The idea of the double is shown in the installation The Living Room, 1998. The artist builds two living room sets with various daily use objects, placed in an inverted way and separated by an open wall that falsely recreates the view of a mirror. The visitor enters, receives the impression that everything is correct, and suddenly recognizes that things are not so normal, not so correct, because he can’t see his image reflected in the mirror. And this is simply because of the absence of a mirror and because there is no reflection but instead an asymmetrical reconstruction of the same situation.

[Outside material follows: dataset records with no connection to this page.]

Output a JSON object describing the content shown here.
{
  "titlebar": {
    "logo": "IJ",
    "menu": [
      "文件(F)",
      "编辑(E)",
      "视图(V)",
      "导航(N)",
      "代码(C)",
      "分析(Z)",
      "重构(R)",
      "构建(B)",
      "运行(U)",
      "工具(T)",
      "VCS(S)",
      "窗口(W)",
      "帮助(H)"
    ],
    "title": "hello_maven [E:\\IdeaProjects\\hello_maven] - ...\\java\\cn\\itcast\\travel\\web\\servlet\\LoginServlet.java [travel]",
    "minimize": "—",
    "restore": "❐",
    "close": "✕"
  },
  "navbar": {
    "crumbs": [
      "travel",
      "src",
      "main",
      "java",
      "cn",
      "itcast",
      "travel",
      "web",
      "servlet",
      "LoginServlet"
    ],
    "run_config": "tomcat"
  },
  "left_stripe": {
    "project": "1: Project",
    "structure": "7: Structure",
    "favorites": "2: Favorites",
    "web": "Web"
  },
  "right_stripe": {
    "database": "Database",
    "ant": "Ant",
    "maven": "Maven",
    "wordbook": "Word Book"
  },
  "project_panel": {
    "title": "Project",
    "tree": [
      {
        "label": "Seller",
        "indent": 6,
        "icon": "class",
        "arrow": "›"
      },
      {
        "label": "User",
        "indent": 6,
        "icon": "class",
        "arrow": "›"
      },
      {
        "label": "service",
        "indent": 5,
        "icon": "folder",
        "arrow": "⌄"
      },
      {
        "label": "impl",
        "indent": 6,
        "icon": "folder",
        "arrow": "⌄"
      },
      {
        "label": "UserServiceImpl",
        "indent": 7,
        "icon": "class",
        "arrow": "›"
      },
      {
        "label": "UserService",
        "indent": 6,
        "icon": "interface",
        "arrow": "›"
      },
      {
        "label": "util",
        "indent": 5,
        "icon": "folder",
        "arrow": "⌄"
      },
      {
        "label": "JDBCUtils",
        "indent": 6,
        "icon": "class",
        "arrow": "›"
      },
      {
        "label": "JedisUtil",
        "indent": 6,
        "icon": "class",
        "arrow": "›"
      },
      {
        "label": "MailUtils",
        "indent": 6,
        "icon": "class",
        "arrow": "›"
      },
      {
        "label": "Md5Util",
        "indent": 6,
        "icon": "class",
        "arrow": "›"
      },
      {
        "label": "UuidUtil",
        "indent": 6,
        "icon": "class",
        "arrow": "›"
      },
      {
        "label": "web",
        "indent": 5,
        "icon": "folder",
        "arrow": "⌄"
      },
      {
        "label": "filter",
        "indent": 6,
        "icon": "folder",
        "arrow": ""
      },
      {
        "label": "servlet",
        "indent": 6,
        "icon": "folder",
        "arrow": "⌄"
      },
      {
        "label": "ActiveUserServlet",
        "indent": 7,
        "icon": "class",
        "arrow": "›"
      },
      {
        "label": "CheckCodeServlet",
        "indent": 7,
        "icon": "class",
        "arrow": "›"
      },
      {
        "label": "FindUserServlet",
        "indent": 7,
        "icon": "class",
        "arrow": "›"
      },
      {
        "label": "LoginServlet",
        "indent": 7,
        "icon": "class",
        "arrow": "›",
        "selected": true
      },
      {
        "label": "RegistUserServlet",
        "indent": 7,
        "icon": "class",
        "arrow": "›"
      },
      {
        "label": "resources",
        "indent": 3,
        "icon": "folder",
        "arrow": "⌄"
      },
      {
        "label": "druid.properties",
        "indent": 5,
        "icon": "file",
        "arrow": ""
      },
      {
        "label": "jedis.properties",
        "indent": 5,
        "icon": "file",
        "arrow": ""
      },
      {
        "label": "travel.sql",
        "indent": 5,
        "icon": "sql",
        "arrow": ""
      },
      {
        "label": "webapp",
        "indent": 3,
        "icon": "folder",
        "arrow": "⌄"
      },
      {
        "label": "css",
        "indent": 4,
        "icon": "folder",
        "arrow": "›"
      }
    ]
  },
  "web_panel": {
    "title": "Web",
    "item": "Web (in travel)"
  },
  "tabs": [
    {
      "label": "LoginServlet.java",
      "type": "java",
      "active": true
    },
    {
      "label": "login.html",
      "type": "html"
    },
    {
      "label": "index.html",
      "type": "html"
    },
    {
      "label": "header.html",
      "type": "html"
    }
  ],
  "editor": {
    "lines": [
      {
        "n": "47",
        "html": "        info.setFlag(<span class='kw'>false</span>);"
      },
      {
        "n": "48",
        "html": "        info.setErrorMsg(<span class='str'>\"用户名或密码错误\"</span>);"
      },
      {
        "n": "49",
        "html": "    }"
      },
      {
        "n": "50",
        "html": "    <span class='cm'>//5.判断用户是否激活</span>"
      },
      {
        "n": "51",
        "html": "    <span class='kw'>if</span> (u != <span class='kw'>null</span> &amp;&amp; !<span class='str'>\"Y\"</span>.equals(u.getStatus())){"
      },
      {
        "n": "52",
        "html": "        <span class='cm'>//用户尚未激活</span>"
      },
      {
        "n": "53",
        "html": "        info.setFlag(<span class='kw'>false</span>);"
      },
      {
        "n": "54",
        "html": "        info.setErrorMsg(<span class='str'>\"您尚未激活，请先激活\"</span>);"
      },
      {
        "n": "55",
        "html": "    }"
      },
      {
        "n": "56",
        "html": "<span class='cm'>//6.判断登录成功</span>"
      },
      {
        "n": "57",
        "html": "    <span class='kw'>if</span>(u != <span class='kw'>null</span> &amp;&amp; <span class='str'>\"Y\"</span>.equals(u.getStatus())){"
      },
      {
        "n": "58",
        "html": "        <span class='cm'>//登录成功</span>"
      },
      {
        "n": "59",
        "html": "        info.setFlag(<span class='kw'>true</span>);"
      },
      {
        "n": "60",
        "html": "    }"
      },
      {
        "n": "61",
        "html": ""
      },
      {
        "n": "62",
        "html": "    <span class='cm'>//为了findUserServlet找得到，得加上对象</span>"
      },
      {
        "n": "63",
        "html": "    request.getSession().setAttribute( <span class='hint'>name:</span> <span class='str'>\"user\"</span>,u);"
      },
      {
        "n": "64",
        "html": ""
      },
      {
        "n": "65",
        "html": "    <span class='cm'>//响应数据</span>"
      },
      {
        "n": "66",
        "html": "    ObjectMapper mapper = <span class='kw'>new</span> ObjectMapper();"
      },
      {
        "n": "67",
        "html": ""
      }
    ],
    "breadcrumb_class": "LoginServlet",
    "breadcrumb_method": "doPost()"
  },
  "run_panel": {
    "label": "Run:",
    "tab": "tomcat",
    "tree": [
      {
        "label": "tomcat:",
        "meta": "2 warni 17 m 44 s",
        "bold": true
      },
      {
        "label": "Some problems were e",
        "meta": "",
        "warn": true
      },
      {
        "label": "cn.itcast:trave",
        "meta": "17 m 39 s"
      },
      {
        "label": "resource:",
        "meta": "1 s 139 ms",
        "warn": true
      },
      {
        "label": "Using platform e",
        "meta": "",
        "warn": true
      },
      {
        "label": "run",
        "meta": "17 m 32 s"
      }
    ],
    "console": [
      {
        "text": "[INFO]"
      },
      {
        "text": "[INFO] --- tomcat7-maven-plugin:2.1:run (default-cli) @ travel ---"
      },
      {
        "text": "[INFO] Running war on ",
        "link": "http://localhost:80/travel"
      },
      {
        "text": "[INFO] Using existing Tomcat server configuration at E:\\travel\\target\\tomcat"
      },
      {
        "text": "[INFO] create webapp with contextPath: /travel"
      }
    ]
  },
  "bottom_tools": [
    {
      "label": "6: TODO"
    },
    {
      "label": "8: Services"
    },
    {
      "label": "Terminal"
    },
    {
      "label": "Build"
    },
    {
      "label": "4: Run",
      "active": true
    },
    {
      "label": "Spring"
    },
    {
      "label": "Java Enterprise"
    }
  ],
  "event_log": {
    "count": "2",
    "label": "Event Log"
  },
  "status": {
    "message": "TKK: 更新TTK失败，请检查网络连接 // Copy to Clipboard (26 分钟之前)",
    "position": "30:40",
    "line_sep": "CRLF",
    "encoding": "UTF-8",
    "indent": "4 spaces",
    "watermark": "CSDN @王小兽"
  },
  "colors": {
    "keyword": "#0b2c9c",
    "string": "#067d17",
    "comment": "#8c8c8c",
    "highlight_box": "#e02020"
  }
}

Erlich’s installations are linked to situationism because they put situations that are generated at the moment in which the viewer moves his body into action. It is action and performance art, but the performer is the spectator and not the artist. He is given all the interpretative freedom of the work to decipher where and what reality is. If the sound in the piece Lluvia (Rain, 2000) is real or comes from an audio system, if the water that he sees moving through the window is part of a fearsome storm that invades the whole environment with the roar of lightning.

There is somewhat of a game in this artist, a playful scheme of a theme park that makes us reflect without a dramatic burden, but with the intensity that causes surprise in each of his works. A surprise that sometimes turns into astonishment, as in children’s games. The thin boundary between laughter and tears, as when the roller coaster is about to drop in an amusement park. Erlich’s works provoke a certain childhood fear, surprise and fascination.

We can jump into his Pileta (Pool, 1999) without getting wet, and artificially observe from under the water what the world is like on the surface. In order to do so, the artist built a typical swimming pool with stairs, drainage and curved walls. On one of the side walls there is an access that allows the public to enter the empty pool. On the surface, a sheet of water is suspended on acrylic, giving the appearance of a full pool. The illusion of being in front of a full pool is broken when the public is seen walking around inside it.

In Las Puertas (The Doors, 2004) at the São Paulo Biennial, we also entered a place that seemed to be very bright from the outside but that darkened the moment we opened the door. Everytime we seem to understand reality, Erlich misleads us and we have to retrace the whole path of unlearning what we have learned in order to allow access to a different interpretation of reality. And to rebuild ways of perceiving the world that give us back the capacity for play, surprise and enjoyment that we forgot when we left Paradise.